Recent analyst adjustments from Morgan Stanley come ahead of TD SYNNEX Corporation (NYSE:SNX)’s upcoming earnings report, which has become the primary near-term focus for investors. On December 11, the company announced it will report full-year and fourth-quarter fiscal 2025 results on January 8, 2026.
Despite recent price target moderation, SNX’s underlying outlook remains constructive. Management has reiterated solid fourth-quarter guidance, forecasting non-GAAP gross billings of $23.0–$24.0 billion, representing approximately 11% year-over-year growth, and non-GAAP EPS in the range of $3.45 to $3.95.
Operationally, the business continues to invest in long-term growth initiatives. On December 10, 2025, SNX launched its “AI Game Plan,” a strategic program designed to help partners accelerate AI adoption and support participation in the AI-driven hardware refresh cycle highlighted by several analysts.
TD SYNNEX Corporation (NYSE:SNX) is a leading global IT distributor and solutions aggregator that connects technology vendors with resellers, service providers, and enterprise customers across more than 100 countries.
1. TE Connectivity plc (NYSE:TEL)
Total Return (5Y): 91.46%
TE Connectivity plc (NYSE:TEL) tops our list for being one of the best long-term investments.
TheFly reported on December 19 that Truist Securities analyst William Stein maintained a Hold rating on TEL and raised the price target to $240 from $239. This update followed the company’s recent Investor Day, during which management outlined a strategic focus on doubling AI-related sales over the next two years. Truist acknowledged TEL’s strong positioning in the AI supply chain, but noted that projected total sales growth of 6–8% is moderate, reflecting a cautious but stable outlook for the near term.

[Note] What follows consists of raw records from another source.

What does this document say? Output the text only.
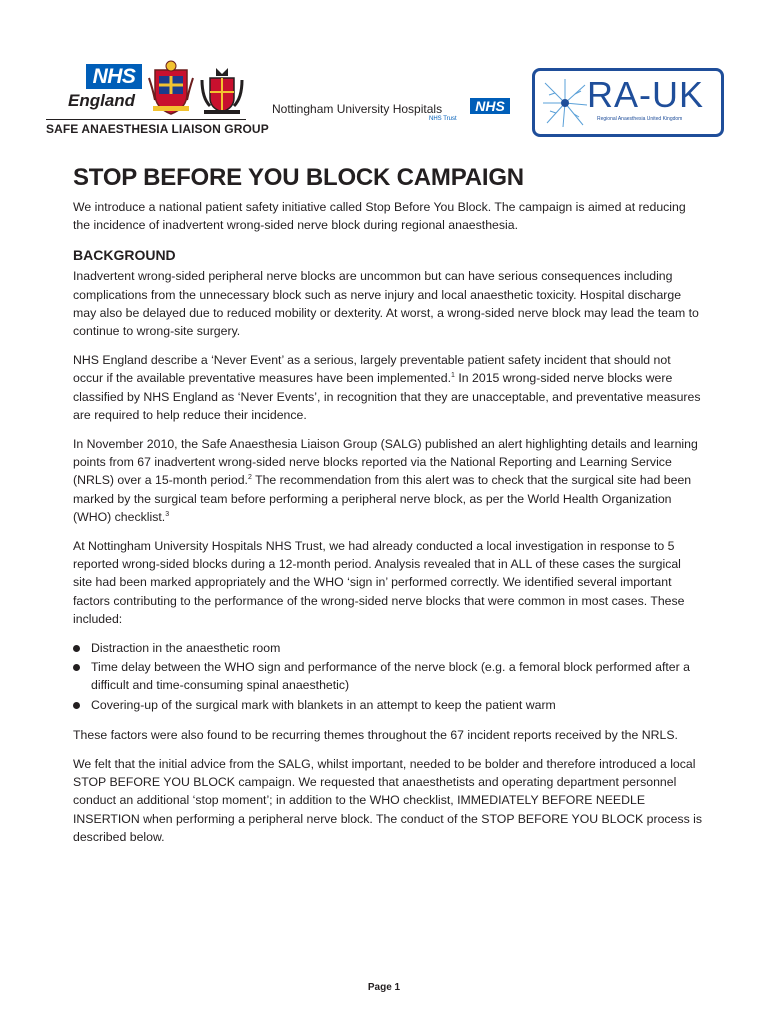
NHS
England
SAFE ANAESTHESIA LIAISON GROUP
Nottingham University Hospitals	NHS
NHS Trust
RA-UK
Regional Anaesthesia United Kingdom
STOP BEFORE YOU BLOCK CAMPAIGN

We introduce a national patient safety initiative called Stop Before You Block. The campaign is aimed at reducing the incidence of inadvertent wrong-sided nerve block during regional anaesthesia.

BACKGROUND

Inadvertent wrong-sided peripheral nerve blocks are uncommon but can have serious consequences including complications from the unnecessary block such as nerve injury and local anaesthetic toxicity. Hospital discharge may also be delayed due to reduced mobility or dexterity. At worst, a wrong-sided nerve block may lead the team to continue to wrong-site surgery.

NHS England describe a ‘Never Event’ as a serious, largely preventable patient safety incident that should not occur if the available preventative measures have been implemented.$^1$ In 2015 wrong-sided nerve blocks were classified by NHS England as ‘Never Events’, in recognition that they are unacceptable, and preventative measures are required to help reduce their incidence.

In November 2010, the Safe Anaesthesia Liaison Group (SALG) published an alert highlighting details and learning points from 67 inadvertent wrong-sided nerve blocks reported via the National Reporting and Learning Service (NRLS) over a 15-month period.$^2$ The recommendation from this alert was to check that the surgical site had been marked by the surgical team before performing a peripheral nerve block, as per the World Health Organization (WHO) checklist.$^3$

At Nottingham University Hospitals NHS Trust, we had already conducted a local investigation in response to 5 reported wrong-sided blocks during a 12-month period. Analysis revealed that in ALL of these cases the surgical site had been marked appropriately and the WHO ‘sign in’ performed correctly. We identified several important factors contributing to the performance of the wrong-sided nerve blocks that were common in most cases. These included:

Distraction in the anaesthetic room
Time delay between the WHO sign and performance of the nerve block (e.g. a femoral block performed after a difficult and time-consuming spinal anaesthetic)
Covering-up of the surgical mark with blankets in an attempt to keep the patient warm

These factors were also found to be recurring themes throughout the 67 incident reports received by the NRLS.

We felt that the initial advice from the SALG, whilst important, needed to be bolder and therefore introduced a local STOP BEFORE YOU BLOCK campaign. We requested that anaesthetists and operating department personnel conduct an additional ‘stop moment’; in addition to the WHO checklist, IMMEDIATELY BEFORE NEEDLE INSERTION when performing a peripheral nerve block. The conduct of the STOP BEFORE YOU BLOCK process is described below.

Page 1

The recent wave of target price adjustments for TE Connectivity plc (NYSE:TEL) is closely tied to its operational and financial updates in late 2025. On December 17, the company’s board approved a quarterly cash dividend of $0.71 per share, payable on March 13, 2026, to shareholders of record at the close of business on February 20, 2026. The ex-dividend date is also February 20, 2026, reflecting TEL’s ongoing commitment to returning capital to shareholders.
TE Connectivity plc (NYSE:TEL) is a global industrial technology company that designs, manufactures, and sells connectivity and sensor solutions used to connect and protect power, signal, and data in a wide range of applications. The company serves industries including automotive, aerospace, defense, industrial automation, energy, medical devices, data centers, and communications infrastructure.